Mas existem algumas violações dos direitos humanos que nos chocam profundamente, que consideramos mais sérias do que todas as outras e pelas quais a maioria de nós, pelo menos, acredita que deve haver responsabilização. O principal desses crimes é o genocídio. A própria definição do termo é assustadora: "O assassinato deliberado de um grande número de pessoas de uma determinada nação ou grupo étnico com o objetivo de destruir essa nação ou grupo."
Mas dê uma olhada novamente nessa definição. Na verdade, é bastante estreita. Um “grande número” de pessoas, de “uma determinada nação ou grupo étnico”. O termo foi introduzido pela primeira vez pelo advogado internacional Rafael Lemkin em 1944, para tentar definir o imenso crime do Holocausto, no qual ele perdeu muitos membros de sua própria família.

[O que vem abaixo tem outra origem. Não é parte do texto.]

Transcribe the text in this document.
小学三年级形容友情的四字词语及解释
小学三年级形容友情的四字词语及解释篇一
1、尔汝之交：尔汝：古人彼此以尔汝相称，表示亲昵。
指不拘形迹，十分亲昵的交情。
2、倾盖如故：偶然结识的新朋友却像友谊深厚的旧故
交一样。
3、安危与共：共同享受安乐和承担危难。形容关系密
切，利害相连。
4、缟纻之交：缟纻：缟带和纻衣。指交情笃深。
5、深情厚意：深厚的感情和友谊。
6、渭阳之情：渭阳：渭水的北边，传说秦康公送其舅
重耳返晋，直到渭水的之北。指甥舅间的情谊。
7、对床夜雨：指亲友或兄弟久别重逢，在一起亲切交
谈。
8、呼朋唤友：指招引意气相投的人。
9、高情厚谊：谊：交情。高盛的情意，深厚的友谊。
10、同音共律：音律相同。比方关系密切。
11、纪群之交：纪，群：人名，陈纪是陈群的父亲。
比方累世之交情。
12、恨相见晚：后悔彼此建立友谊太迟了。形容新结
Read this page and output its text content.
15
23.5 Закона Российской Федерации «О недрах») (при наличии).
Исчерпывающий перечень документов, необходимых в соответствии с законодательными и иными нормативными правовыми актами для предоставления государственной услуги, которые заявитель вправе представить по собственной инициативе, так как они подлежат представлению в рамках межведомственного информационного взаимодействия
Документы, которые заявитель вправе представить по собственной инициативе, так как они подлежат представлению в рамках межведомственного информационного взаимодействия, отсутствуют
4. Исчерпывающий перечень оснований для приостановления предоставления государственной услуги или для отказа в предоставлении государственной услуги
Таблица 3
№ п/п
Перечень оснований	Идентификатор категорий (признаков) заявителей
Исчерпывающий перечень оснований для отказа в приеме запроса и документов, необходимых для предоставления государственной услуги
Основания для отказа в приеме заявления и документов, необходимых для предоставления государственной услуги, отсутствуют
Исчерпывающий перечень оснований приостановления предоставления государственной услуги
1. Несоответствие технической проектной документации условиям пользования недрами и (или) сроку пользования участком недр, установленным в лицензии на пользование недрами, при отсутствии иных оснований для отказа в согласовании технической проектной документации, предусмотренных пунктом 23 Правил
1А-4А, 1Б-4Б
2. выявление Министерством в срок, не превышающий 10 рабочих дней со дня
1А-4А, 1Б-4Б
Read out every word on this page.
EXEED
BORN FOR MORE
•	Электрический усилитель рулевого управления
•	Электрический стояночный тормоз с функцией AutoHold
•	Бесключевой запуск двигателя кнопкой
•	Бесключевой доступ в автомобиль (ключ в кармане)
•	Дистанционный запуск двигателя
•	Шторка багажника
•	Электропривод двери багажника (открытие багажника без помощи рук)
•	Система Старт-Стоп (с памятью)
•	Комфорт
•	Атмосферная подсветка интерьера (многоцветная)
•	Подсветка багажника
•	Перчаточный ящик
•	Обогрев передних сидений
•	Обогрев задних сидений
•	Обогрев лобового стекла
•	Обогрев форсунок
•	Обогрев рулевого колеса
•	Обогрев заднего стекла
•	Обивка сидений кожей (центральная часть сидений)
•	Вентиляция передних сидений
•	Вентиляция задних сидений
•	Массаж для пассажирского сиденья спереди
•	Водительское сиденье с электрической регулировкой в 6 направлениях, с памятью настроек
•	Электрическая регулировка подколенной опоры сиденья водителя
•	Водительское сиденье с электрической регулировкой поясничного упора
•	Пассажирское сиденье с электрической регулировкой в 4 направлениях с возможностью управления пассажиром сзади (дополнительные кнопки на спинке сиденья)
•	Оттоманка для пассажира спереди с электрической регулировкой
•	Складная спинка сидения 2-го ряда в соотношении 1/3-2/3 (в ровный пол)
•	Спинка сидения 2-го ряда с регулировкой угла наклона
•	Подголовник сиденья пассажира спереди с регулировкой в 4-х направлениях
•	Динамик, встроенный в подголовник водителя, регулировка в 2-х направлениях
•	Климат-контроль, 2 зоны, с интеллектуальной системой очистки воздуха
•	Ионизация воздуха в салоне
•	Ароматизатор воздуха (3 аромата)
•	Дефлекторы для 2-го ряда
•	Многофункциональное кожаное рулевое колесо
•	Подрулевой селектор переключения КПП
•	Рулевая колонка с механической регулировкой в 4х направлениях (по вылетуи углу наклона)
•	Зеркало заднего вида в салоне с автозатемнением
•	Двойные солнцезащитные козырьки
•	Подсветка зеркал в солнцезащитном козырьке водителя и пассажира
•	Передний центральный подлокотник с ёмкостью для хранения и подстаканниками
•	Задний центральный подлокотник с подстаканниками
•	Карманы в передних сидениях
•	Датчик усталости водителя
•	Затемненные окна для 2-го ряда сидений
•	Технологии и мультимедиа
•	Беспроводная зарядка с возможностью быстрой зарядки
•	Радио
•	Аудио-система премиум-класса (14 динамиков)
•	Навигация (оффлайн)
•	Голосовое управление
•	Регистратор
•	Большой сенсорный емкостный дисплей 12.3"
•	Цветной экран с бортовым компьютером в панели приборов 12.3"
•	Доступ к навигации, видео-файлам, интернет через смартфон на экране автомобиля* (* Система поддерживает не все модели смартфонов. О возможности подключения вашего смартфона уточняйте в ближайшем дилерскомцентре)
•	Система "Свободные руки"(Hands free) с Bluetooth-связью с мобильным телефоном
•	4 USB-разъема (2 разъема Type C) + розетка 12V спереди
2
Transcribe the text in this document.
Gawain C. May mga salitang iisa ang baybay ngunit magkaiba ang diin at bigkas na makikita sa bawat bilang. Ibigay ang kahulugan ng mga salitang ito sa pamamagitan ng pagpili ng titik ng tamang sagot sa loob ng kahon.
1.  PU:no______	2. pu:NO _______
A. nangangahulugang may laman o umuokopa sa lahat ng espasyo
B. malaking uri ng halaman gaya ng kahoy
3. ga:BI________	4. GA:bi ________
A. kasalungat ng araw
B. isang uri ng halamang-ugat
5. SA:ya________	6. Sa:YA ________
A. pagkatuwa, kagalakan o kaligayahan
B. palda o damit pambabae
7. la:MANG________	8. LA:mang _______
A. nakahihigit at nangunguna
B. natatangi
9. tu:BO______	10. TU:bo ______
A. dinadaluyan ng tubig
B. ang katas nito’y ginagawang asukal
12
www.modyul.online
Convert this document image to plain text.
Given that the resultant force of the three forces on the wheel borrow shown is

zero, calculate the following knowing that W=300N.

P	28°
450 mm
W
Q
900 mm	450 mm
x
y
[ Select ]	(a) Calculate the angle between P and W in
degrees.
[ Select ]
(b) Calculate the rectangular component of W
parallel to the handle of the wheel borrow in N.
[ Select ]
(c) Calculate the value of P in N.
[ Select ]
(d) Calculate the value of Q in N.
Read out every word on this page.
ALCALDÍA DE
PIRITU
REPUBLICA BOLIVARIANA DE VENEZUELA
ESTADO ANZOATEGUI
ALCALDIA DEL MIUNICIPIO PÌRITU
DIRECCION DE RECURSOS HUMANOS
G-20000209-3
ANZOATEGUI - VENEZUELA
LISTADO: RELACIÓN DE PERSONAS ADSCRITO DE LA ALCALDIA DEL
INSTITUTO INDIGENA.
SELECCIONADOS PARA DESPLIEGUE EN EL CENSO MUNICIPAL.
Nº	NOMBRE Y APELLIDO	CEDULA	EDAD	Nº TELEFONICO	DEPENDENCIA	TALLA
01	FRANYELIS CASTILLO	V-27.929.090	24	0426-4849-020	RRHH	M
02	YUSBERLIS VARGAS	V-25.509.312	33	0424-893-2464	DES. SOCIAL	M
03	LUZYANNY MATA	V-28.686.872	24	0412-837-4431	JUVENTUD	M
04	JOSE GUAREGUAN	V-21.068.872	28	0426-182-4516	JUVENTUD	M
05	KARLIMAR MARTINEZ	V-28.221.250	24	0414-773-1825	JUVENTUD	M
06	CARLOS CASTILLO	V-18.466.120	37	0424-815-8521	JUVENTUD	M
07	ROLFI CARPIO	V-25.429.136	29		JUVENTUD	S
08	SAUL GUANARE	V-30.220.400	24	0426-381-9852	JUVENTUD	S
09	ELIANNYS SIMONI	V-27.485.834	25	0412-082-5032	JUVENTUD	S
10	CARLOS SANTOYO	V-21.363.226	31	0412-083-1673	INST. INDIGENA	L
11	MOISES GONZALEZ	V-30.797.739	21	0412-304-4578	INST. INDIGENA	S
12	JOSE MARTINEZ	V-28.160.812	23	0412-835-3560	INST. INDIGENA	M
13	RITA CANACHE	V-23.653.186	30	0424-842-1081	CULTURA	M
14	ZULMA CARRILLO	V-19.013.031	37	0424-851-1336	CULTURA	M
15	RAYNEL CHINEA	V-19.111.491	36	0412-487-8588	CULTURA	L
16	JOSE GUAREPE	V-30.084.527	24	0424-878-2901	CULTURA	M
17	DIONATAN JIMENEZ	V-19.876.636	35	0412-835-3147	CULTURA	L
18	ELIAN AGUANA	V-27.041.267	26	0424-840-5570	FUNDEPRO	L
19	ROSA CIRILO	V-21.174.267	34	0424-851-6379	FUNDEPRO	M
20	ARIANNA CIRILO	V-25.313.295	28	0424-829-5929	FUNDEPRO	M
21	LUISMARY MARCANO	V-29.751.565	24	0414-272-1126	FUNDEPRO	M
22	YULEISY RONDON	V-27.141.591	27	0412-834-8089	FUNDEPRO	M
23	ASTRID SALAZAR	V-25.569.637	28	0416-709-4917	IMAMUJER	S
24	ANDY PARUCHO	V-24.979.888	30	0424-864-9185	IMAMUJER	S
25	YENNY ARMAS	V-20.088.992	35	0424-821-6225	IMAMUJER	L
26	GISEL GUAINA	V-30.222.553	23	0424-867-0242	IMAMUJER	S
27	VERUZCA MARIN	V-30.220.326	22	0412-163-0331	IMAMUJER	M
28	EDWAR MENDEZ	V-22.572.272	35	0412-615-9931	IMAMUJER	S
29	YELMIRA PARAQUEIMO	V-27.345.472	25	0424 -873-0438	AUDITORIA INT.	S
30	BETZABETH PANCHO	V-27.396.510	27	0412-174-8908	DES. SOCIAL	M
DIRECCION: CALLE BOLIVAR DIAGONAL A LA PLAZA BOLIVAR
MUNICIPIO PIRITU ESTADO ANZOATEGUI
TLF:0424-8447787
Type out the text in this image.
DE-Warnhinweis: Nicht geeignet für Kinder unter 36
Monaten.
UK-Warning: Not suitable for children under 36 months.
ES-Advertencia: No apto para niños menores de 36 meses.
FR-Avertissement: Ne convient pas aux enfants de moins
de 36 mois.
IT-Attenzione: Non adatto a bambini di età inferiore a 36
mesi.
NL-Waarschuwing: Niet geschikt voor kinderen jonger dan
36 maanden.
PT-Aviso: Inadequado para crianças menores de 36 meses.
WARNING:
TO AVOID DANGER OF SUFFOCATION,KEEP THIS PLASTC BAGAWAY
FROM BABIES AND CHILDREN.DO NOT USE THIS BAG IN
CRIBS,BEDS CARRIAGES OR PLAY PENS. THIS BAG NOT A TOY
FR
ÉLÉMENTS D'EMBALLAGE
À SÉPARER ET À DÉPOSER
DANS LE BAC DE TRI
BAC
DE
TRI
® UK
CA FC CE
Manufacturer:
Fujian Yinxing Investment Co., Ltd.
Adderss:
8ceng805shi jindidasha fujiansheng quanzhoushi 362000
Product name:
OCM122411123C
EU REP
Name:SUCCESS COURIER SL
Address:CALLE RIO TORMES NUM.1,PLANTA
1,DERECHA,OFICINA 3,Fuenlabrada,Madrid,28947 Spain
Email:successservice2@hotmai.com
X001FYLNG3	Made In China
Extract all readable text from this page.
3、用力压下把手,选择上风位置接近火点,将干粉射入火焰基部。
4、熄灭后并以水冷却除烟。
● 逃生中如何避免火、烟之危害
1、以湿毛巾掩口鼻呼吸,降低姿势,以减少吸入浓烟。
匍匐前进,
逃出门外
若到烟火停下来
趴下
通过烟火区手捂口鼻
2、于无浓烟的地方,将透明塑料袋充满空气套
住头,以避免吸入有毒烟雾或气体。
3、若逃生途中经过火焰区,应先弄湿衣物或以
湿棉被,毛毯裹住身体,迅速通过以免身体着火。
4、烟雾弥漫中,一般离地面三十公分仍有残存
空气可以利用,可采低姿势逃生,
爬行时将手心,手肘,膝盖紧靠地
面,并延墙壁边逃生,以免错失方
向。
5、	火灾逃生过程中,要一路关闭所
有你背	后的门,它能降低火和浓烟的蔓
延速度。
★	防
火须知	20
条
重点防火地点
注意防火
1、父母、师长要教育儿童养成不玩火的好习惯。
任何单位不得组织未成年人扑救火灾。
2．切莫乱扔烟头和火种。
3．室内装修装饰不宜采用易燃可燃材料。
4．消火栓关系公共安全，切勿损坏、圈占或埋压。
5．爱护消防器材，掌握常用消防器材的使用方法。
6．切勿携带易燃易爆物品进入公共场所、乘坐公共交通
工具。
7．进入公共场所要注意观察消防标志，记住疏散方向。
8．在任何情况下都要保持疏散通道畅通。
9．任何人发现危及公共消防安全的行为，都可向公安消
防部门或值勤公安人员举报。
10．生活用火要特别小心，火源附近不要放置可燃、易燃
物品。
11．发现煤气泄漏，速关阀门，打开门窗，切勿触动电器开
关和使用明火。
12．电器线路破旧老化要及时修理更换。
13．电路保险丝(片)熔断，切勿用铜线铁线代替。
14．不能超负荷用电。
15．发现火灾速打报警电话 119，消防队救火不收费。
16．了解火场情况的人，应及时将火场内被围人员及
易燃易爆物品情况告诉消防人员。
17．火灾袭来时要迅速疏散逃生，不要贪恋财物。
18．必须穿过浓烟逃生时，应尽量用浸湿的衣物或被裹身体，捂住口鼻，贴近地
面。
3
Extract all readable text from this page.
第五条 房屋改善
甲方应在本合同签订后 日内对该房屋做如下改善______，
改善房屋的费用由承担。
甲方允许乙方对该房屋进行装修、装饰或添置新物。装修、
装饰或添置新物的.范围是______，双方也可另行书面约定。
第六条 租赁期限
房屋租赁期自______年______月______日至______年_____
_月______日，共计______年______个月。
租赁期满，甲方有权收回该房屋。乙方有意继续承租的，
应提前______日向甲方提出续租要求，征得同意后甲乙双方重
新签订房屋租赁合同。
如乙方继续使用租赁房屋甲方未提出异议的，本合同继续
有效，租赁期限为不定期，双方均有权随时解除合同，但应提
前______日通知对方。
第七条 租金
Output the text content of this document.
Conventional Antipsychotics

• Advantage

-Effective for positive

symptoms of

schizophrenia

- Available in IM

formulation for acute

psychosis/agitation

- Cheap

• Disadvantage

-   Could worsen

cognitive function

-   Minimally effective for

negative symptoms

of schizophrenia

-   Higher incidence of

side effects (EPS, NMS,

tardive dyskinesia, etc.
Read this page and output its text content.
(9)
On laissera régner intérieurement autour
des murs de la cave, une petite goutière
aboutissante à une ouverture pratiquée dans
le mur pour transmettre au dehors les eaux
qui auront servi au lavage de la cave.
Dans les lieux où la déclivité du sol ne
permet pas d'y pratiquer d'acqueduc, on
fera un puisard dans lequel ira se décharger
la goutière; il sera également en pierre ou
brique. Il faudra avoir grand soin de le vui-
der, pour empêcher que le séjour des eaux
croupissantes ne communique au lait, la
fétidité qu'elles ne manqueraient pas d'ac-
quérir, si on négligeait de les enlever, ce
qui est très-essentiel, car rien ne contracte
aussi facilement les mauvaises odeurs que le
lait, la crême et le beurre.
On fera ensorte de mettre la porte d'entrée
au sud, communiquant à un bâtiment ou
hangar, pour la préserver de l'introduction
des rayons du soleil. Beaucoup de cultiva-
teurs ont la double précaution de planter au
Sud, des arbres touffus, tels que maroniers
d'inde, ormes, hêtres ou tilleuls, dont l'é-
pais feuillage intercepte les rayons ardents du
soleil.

Em 1948, a Convenção das Nações Unidas sobre Genocídio foi adotada, em uma tentativa de evitar que esse horror aconteça novamente - ou, pelo menos, para garantir que aqueles que tentaram ou cometeram tais crimes seriam responsabilizados. Desde então, como me disse Paola Gaeta, professora de Direito Internacional do Instituto de Pós-Graduação de Genebra, a convenção permaneceu praticamente “inalterada”.
Genocídio ou crimes contra a humanidade?
O secretário de Estado dos EUA, Mike Pompeo, decidiu em janeiro acusar (via Twitter) a China de cometer genocídio contra a comunidade Uigur em Xinjiang, colocando o termo na agenda de notícias novamente. Um mês depois, o parlamento do Canadá expressou uma opinião semelhante.
Curiosamente, os próprios grupos de direitos humanos tendem a usar o termo genocídio com moderação. Não, como Ken Roth explicou, porque os eventos em um determinado lugar não são “realmente muito ruins”, mas porque, como vimos, a definição de genocídio é bastante restritiva.
A matança de tutsis em Ruanda em 1994 pode ser considerada genocídio, por exemplo, mas o Ano Zero do Camboja não se encaixa perfeitamente. Não porque as mortes foram menos violentas ou numerosas, mas porque no Camboja a maioria das pessoas foi morta não por sua etnia, mas por causa de suas afiliações políticas ou sociais.
Quando os ex-líderes do Khmer Vermelho Nuon Chea e Khieu Samphan foram condenados por genocídio e crimes contra a humanidade, a condenação por genocídio estava relacionada à perseguição e assassinato da pequena comunidade muçulmana do Camboja, os crimes contra a humanidade foram atribuídos a todos os outros.
“As pessoas acham que, se você não chamar isso de genocídio, então não é sério, e isso é um erro”, Roth me disse.
Então, atribuímos gravidade demais ao termo genocídio e não o suficiente aos crimes contra a humanidade? Roth acredita que às vezes “vemos o genocídio como a única definição do que é realmente realmente ruim”. Paola Gaeta lembra que o genocídio ganhou o status da convenção, mas os crimes contra a humanidade não “ou pelo menos ainda não”.
Por outro lado, a convenção não gerou muitas convicções. O "objetivo de destruir" uma determinada nação ou grupo é notoriamente difícil de provar. A intenção genocida e o próprio ato de genocídio são obra de um sistema ou de uma organização, não de um indivíduo. Mas a lei, é claro, processa indivíduos. E quando esses indivíduos são levados aos tribunais, as vítimas costumam esperar anos pela justiça. O general sérvio Ratko Mladic foi finalmente condenado por genocídio em 2007, longos 12 anos após o massacre de Srebrenica.
Como Daniel Warner aponta: "Você pode identificar um indivíduo e uma cadeia de comando, [mas] é difícil levar essa pessoa à justiça".